Why the very high MAXIMUM latency in UDP ping-pong test?

I’ve set up a test system with two Dell R730 servers, each of them with a ConnectX-3 Pro NIC card and connected by a 40GE cable. I’ve followed the BIOS tuning for R730 ( https://community.mellanox.com/s/article/bios-performance-tuning-example-for-dell-poweredge-r730 ) and the VMA Performance Tuning Guide ( https://community.mellanox.com/s/article/vma-performance-tuning-guide ) very carefully and made sure I understood everything I did. Then I run the VMA latency test with:

sudo LD_PRELOAD=libvma.so VMA_SPEC=latency numactl --cpunodebind=1 taskset -c 33 sockperf sr -i 192.168.48.2

and

sudo LD_PRELOAD=libvma.so VMA_SPEC=latency numactl --cpunodebind=1 taskset -c 33 sockperf pp -i 192.168.48.2 -t 10

I’ve checked that the NIC cards are in the right slot with 16x PCIE width and are in NUMA node #1. However, the test gives me a surprisingly high MAXIMUM latency of 160us while the average is only 1us:

Test Result of UDP ping-pong with VMA

sockperf: —> observation = 162.336

sockperf: —> percentile 99.999 = 6.488

sockperf: —> percentile 99.990 = 4.949

sockperf: —> percentile 99.900 = 2.099

sockperf: —> percentile 99.000 = 1.705

sockperf: —> percentile 90.000 = 1.409

sockperf: —> percentile 75.000 = 1.356

sockperf: —> percentile 50.000 = 1.179

sockperf: —> percentile 25.000 = 1.135

sockperf: —> observation = 1.075

So I was wondering what could be the cause of this very high worst case latency, and what could be done to reduce it.
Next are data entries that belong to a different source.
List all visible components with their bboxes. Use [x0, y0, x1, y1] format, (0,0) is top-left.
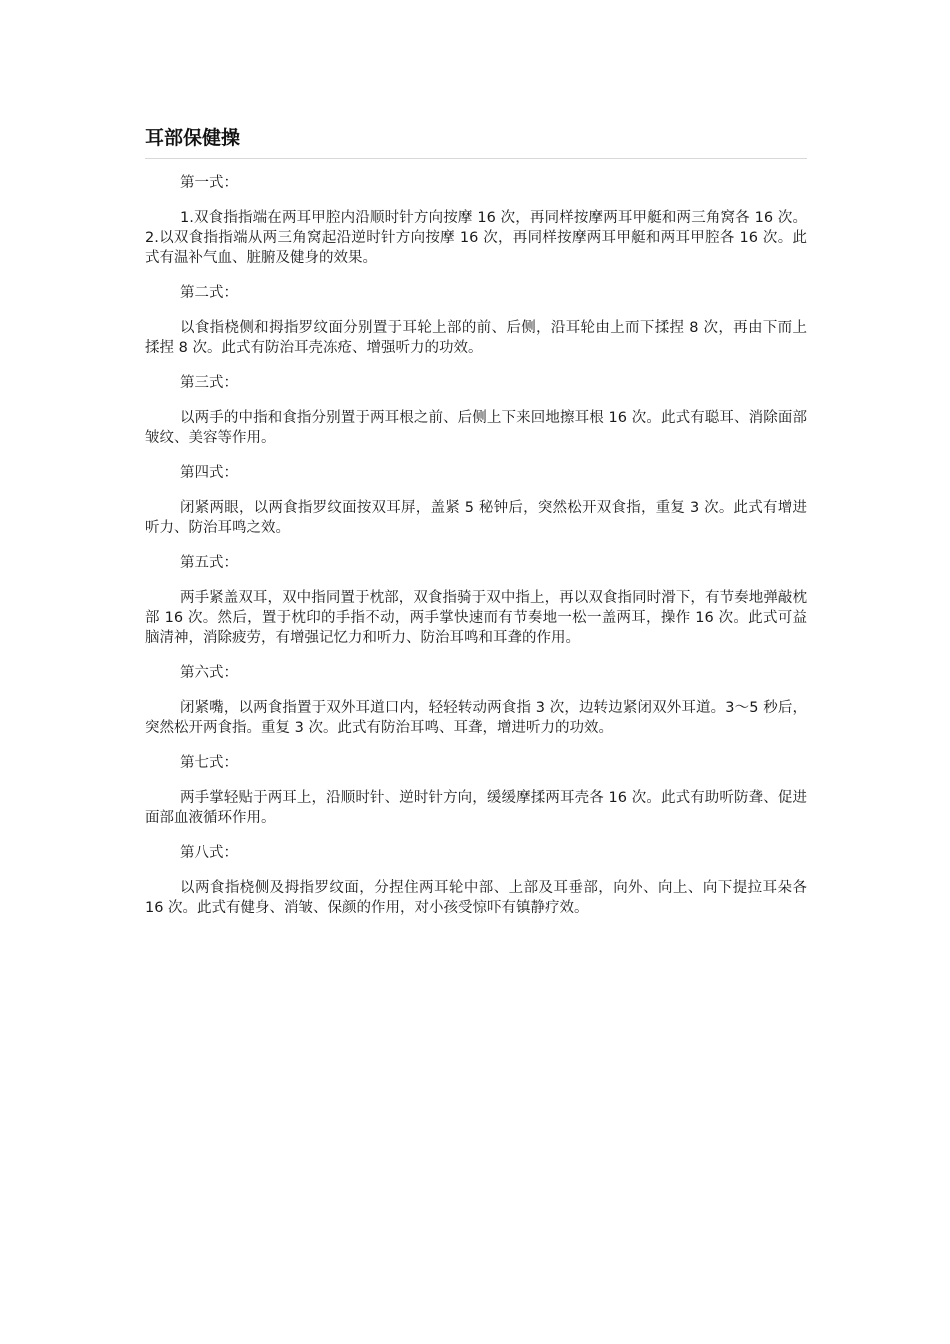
section-paragraph: 以食指桡侧和拇指罗纹面分别置于耳轮上部的前、后侧，沿耳轮由上而下揉捏 8 次，再由下而上揉捏 8 次。此式有防治耳壳冻疮、增强听力的功效。 [145, 320, 807, 356]
section-paragraph: 以两食指桡侧及拇指罗纹面，分捏住两耳轮中部、上部及耳垂部，向外、向上、向下提拉耳朵各 16 次。此式有健身、消皱、保颜的作用，对小孩受惊吓有镇静疗效。 [145, 880, 807, 916]
section-paragraph: 闭紧两眼，以两食指罗纹面按双耳屏，盖紧 5 秘钟后，突然松开双食指，重复 3 次。此式有增进听力、防治耳鸣之效。 [145, 500, 807, 536]
section-heading: 第四式： [180, 465, 238, 481]
section-heading: 第五式： [180, 555, 238, 571]
section-paragraph: 两手掌轻贴于两耳上，沿顺时针、逆时针方向，缓缓摩揉两耳壳各 16 次。此式有助听防聋、促进面部血液循环作用。 [145, 790, 807, 826]
section-heading: 第六式： [180, 665, 238, 681]
document-body [145, 173, 807, 918]
section-paragraph: 闭紧嘴，以两食指置于双外耳道口内，轻轻转动两食指 3 次，边转边紧闭双外耳道。3～5 秒后，突然松开两食指。重复 3 次。此式有防治耳鸣、耳聋，增进听力的功效。 [145, 700, 807, 736]
section-heading: 第七式： [180, 755, 238, 771]
page-title: 耳部保健操 [145, 126, 807, 159]
section-heading: 第三式： [180, 375, 238, 391]
section-paragraph: 1.双食指指端在两耳甲腔内沿顺时针方向按摩 16 次，再同样按摩两耳甲艇和两三角窝各 16 次。2.以双食指指端从两三角窝起沿逆时针方向按摩 16 次，再同样按摩两耳甲艇和两耳甲腔各 16 次。此式有温补气血、脏腑及健身的效果。 [145, 210, 807, 266]
section-paragraph: 两手紧盖双耳，双中指同置于枕部，双食指骑于双中指上，再以双食指同时滑下，有节奏地弹敲枕部 16 次。然后，置于枕印的手指不动，两手掌快速而有节奏地一松一盖两耳，操作 16 次。此式可益脑清神，消除疲劳，有增强记忆力和听力、防治耳鸣和耳聋的作用。 [145, 590, 807, 646]
section-paragraph: 以两手的中指和食指分别置于两耳根之前、后侧上下来回地擦耳根 16 次。此式有聪耳、消除面部皱纹、美容等作用。 [145, 410, 807, 446]
section-heading: 第二式： [180, 285, 238, 301]
section-heading: 第八式： [180, 845, 238, 861]
document-page [145, 126, 807, 933]
section-heading: 第一式： [180, 175, 238, 191]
I’ve also done another test without VMA. While it gives me a higher average latency of 6us the worst case latency is not so bad:

Test Result of UDP ping-pong without VMA

sockperf: —> observation = 21.201

sockperf: —> percentile 99.999 = 9.604

sockperf: —> percentile 99.990 = 8.219

sockperf: —> percentile 99.900 = 7.626

sockperf: —> percentile 99.000 = 6.796

sockperf: —> percentile 90.000 = 6.318

sockperf: —> percentile 75.000 = 6.147

sockperf: —> percentile 50.000 = 5.937

sockperf: —> percentile 25.000 = 5.848

sockperf: —> observation = 5.561

So is this because of the VMA itself or there’re something else to suspect? The OS I am using is Ubuntu 14.04 with low-latency kernel 3.17.
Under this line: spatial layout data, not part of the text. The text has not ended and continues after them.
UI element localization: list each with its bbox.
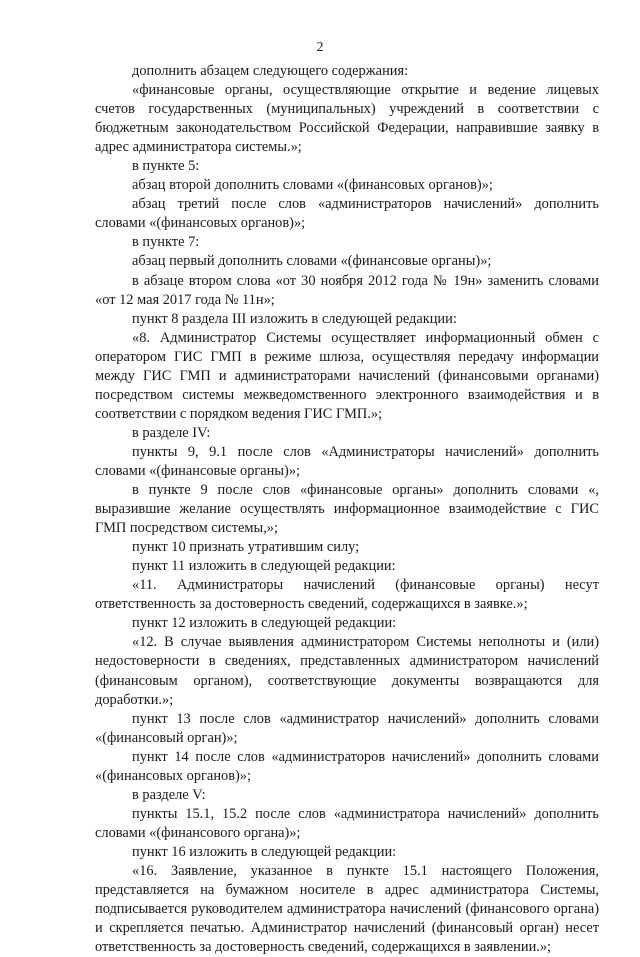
paragraph: в разделе V: xyxy=(132,786,206,803)
paragraph: пункты 9, 9.1 после слов «Администраторы начислений» дополнить словами «(финансовые органы)»; xyxy=(95,443,599,479)
paragraph: «11. Администраторы начислений (финансовые органы) несут ответственность за достоверность сведений, содержащихся в заявке.»; xyxy=(95,577,599,613)
paragraph: в пункте 7: xyxy=(132,234,200,251)
paragraph: пункты 15.1, 15.2 после слов «администратора начислений» дополнить словами «(финансового органа)»; xyxy=(95,805,599,841)
paragraph: пункт 10 признать утратившим силу; xyxy=(132,539,360,556)
paragraph: «финансовые органы, осуществляющие открытие и ведение лицевых счетов государственных (муниципальных) учреждений в соответствии с бюджетным законодательством Российской Федерации, направившие заявку в адрес администратора системы.»; xyxy=(95,82,599,156)
paragraph: в пункте 9 после слов «финансовые органы» дополнить словами «, выразившие желание осуществлять информационное взаимодействие с ГИС ГМП посредством системы,»; xyxy=(95,482,599,537)
paragraph: «12. В случае выявления администратором Системы неполноты и (или) недостоверности в сведениях, представленных администратором начислений (финансовым органом), соответствующие документы возвращаются для доработки.»; xyxy=(95,634,599,708)
paragraph: в разделе IV: xyxy=(132,424,211,441)
paragraph: абзац второй дополнить словами «(финансовых органов)»; xyxy=(132,177,493,194)
paragraph: абзац первый дополнить словами «(финансовые органы)»; xyxy=(132,253,492,270)
paragraph: пункт 14 после слов «администраторов начислений» дополнить словами «(финансовых органов)»; xyxy=(95,748,599,784)
paragraph: пункт 12 изложить в следующей редакции: xyxy=(132,615,397,632)
page-number: 2 xyxy=(316,40,324,55)
paragraph: дополнить абзацем следующего содержания: xyxy=(132,63,409,79)
paragraph: пункт 8 раздела III изложить в следующей редакции: xyxy=(132,310,457,327)
paragraph: «8. Администратор Системы осуществляет информационный обмен с оператором ГИС ГМП в режиме шлюза, осуществляя передачу информации между ГИС ГМП и администраторами начислений (финансовыми органами) посредством системы межведомственного электронного взаимодействия и в соответствии с порядком ведения ГИС ГМП.»; xyxy=(95,329,599,422)
paragraph: пункт 16 изложить в следующей редакции: xyxy=(132,843,397,860)
paragraph: абзац третий после слов «администраторов начислений» дополнить словами «(финансовых органов)»; xyxy=(95,196,599,232)
paragraph: в абзаце втором слова «от 30 ноября 2012 года № 19н» заменить словами «от 12 мая 2017 года № 11н»; xyxy=(95,272,599,308)
paragraph: в пункте 5: xyxy=(132,158,200,175)
paragraph: пункт 11 изложить в следующей редакции: xyxy=(132,558,396,575)
paragraph: «16. Заявление, указанное в пункте 15.1 настоящего Положения, представляется на бумажном носителе в адрес администратора Системы, подписывается руководителем администратора начислений (финансового органа) и скрепляется печатью. Администратор начислений (финансовый орган) несет ответственность за достоверность сведений, содержащихся в заявлении.»; xyxy=(95,862,599,956)
paragraph: пункт 13 после слов «администратор начислений» дополнить словами «(финансовый орган)»; xyxy=(95,710,599,746)
document-body xyxy=(95,62,599,957)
Any advice is appreciated!

Regards,

Hongyuan

It may happen because of the some kind of warmup when sending first packets and you can see something similar happens when not using VMA. What you really interested in is the average latency that is not shown in your output, but is it much smaller when VMA is not used.

For better understanding, you might patch sockperf and VMA code and see when and where this latency is higher and finally find where time is spent.